Way back in 1707, a relatively short time span in Scotlands history, the political union with England was born. This union created the British parliament we have today.
Like any union, this took the agreement of two independent partners to join together.
As a minister I have conducted many such unions or marriages by a different name.
In all of them, as the two parties have entered into union, the assumption has been made that they both by their separate agreement or vows agree to an equal partnership.
Such is how a union is supposed to be, but as we all know, not all unions work out that way. Indeed, many such unions have failed, often because in practice they prove to be unequal, where one has sought to control the other, or where one’s concerns have been ignored and not listened to. These unequal partnerships often prove to be deeply unhappy unions which ultimately end up in divorce.
The No campaign, particularly Labour, have sought to depict the Independence referendum as Separation, and call YES supporters Separatists, as if this was a disgraceful thing to be.
How dare those in Scotland who long for Scottish Independence want to end the union which is the United Kingdom.
As a minister, I have often wondered how the couples I am joining together in union will fare, and Indeed will the union last?
Some I have married have fared better than others, some have patently been wrong for each other and ended up in divorce. Some others have gone their separate ways, and still get on together fairly amicably, without recrimination, and in general supportive of each other, even though they never ultimately worked out as a union. They still share much of the good they had achieved together,and still celebrate happy occasions they once had, and have learned to let go of past grievances and be the better for it.
Being divorced or separated,does not automatically make them bad people, indeed they may both still have a lot to offer to each other, without being tied to each other.
Indeed, It may have been much more harmful had they sought to stay together when there was clear differences and possibly acrimony living together.
Sometimes It is more important to be able to let go, and be able to be on good terms, than allow what once worked, and what we once loved, be utterly destroyed in accusations and bitterness.
And so it is with Scotland regaining our Independence, we should be able to celebrate eventually what we did achieve with our union, but we should also be able to do so having gone our own way, as the union no longer works for us.
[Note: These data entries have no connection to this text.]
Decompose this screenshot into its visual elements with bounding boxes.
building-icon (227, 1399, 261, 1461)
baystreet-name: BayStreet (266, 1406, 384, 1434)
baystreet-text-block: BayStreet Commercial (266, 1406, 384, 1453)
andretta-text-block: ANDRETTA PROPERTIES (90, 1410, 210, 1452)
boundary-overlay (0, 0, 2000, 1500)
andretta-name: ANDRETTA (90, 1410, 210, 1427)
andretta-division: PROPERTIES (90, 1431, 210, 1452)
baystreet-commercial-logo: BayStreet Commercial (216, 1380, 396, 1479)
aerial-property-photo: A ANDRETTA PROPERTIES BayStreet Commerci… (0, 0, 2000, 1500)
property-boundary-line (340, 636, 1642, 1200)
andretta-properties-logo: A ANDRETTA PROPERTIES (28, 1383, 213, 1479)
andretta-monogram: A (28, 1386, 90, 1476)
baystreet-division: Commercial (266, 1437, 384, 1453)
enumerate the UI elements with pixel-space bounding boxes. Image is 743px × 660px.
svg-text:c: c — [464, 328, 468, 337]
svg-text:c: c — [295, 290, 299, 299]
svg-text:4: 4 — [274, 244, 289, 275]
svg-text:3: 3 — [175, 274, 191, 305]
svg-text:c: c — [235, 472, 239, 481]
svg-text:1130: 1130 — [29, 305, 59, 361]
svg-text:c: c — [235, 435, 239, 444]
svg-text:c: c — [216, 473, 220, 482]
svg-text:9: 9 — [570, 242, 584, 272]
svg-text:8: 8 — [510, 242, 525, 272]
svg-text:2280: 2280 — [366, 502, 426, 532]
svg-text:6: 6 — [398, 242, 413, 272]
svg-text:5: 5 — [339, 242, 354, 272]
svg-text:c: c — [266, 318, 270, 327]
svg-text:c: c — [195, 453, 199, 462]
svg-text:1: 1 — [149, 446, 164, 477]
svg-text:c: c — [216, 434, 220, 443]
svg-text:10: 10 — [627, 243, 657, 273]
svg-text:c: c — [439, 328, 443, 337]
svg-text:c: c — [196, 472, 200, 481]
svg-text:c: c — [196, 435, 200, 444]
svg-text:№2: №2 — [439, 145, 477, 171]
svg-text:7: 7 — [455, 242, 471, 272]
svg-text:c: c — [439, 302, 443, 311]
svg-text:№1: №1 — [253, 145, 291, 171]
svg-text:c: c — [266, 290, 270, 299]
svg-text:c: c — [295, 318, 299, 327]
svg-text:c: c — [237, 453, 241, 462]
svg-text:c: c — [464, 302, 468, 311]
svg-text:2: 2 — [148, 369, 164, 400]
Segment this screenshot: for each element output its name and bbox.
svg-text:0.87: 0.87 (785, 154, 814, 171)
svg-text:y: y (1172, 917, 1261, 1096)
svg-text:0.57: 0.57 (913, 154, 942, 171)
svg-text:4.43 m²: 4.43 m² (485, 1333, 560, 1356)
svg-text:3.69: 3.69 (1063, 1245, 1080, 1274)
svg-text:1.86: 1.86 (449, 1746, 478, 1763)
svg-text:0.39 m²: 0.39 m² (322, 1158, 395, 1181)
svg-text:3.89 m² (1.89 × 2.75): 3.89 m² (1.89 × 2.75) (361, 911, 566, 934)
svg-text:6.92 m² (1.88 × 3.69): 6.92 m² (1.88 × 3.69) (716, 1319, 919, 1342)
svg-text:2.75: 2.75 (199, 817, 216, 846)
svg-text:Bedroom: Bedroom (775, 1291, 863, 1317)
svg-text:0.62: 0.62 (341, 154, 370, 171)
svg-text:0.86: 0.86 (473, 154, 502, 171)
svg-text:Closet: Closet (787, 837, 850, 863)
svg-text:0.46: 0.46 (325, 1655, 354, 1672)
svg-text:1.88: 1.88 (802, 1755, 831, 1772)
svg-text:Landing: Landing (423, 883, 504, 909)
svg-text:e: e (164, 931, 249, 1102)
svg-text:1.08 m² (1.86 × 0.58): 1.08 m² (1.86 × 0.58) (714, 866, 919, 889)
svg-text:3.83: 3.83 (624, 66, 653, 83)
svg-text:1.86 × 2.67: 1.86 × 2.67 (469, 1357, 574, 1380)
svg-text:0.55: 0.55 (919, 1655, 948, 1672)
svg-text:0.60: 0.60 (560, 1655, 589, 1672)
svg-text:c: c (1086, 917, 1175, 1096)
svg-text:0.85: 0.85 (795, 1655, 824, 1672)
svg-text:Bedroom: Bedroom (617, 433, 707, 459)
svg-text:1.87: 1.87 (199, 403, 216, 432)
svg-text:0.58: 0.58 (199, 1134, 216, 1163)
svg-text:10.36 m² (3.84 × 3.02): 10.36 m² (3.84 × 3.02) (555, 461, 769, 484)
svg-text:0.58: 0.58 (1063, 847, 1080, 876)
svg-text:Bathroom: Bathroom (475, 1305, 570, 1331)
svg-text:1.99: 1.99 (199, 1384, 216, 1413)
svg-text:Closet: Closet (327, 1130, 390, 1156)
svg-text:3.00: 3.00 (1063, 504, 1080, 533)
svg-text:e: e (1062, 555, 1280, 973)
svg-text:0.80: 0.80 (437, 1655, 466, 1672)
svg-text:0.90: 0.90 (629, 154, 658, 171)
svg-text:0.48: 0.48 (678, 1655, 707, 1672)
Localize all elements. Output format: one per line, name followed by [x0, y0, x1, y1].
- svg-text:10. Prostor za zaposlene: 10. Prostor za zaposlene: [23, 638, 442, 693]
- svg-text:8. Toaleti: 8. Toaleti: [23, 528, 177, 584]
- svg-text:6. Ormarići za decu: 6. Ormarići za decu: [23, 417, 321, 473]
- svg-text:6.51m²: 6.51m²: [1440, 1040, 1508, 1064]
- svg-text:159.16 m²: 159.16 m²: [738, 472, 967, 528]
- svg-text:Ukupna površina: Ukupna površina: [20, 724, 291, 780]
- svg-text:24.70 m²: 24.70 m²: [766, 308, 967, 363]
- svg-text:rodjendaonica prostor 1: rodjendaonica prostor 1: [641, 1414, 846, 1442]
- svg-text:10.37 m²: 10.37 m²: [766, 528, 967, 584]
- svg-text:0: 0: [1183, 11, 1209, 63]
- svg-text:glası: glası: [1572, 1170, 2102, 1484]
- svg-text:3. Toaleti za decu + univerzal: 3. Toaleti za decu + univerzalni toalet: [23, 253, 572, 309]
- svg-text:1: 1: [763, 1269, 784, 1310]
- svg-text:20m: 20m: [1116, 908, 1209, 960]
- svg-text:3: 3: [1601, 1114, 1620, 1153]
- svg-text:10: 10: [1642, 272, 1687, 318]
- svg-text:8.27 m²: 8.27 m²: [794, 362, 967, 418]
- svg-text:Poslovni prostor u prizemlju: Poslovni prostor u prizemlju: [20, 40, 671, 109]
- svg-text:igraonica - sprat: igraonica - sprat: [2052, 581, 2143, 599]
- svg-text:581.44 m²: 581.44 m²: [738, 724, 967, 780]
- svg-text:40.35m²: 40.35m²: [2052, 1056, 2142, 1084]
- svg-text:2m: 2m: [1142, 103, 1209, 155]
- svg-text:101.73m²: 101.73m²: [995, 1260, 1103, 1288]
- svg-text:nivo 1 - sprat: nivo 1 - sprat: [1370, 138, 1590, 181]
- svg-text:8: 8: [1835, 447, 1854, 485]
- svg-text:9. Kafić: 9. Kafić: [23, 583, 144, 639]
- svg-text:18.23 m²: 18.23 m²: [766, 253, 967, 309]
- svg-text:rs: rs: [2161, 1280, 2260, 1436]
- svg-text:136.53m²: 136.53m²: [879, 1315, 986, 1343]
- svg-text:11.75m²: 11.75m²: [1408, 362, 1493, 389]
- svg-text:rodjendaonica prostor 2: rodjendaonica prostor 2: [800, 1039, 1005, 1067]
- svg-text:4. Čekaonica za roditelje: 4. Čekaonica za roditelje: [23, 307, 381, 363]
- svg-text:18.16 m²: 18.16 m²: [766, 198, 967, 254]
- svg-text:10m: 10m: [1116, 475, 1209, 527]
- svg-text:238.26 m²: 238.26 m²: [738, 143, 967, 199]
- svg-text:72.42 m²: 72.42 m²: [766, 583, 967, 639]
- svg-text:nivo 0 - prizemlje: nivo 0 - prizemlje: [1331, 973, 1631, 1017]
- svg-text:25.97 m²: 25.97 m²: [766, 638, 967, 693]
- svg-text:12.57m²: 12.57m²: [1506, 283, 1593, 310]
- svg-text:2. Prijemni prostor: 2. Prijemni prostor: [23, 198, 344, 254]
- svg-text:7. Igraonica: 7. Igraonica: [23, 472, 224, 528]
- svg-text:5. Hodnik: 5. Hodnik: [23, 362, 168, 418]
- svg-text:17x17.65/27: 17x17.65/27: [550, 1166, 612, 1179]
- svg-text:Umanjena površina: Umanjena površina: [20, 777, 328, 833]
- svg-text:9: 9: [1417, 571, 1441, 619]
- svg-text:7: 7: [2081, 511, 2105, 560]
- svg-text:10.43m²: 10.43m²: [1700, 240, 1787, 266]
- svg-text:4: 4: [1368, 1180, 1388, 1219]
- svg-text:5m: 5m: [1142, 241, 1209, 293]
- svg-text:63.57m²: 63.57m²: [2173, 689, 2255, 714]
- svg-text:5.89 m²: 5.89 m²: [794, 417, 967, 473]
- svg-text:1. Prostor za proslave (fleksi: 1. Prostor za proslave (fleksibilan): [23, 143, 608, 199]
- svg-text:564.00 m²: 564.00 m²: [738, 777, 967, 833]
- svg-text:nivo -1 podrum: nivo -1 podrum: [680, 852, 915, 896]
Far better to leave behind what has been an increasingly unequal union, where our views are not properly heard,and where we have only a minority say on where we want our lives to go.
Many scots have in the past falsely believed that because we were one of the signatories to the Acts of Union, that we were joint and equal partners, where in truth we never have been.
As far back as 1714, only 7 years into the union, Scots peers at Westminster unanimously voted to leave the union, only they failed because England who have a far greater representation in parliament refused to let us go. Ever since, at various points, Scots have sought to either get home rule or Independence, each time failing.
The people of Scotland never have had a vote in the matter until now.
Back in 1707 they common people rioted in the streets against it, to no avail.
If anything, this has been a very unequal marriage from the beginning, and indeed could be described as a forced marriage which for many a generation we helped make work as best we could.
It certainly was no marriage based on love, but rather an arranged marriage for political and economic reasons.
The time has now come to separate, divorce, or whatever you want to call it,go our own ways, but that is in no sense a failure or wrong, It is merely recognizing that this union no longer works for us or serves our best interests.
We can still be friends, and we need not be strangers or foreigners to each other.
Instead we can learn to appreciate each other more, and indeed work well together where we recognize we share common interests.
In doing so, if the dissolution of the union is to be properly achieved, there has to be a settlement, and our assets and liabilities properly negotiated.
As in any dissolution of partnership or union, it has to be recognised that neither party owns everything, and the other nothing.
Why for instance should the rUK automatically be seen as the continuing state, where one party retains all, the other nothing. We and England joined the same clubs, why should they retain membership of Europe and us not?
Why do they get to keep all the money, the pound, but us not?
Why must they get to automatically stay in NATO, but we must reapply?
Imagine if this were an actual divorce between two parties, imagine you were actually getting divorced from your marital partner, and they kept the house, the car, the money, and club memberships, and you were to go away with just the clothes you have on your back.
Would you call that fair?
So for a moment, look at all Better Together, Westminster and their media allies are saying, and apply that all to yourself….
Are they right?
You shall have nothing, unless you agree to continue with an unhappy marriage?
If you agree to carry on, they might just, but not for certain, allow you some more housekeeping allowance?
Does that seem a good and fair deal to you?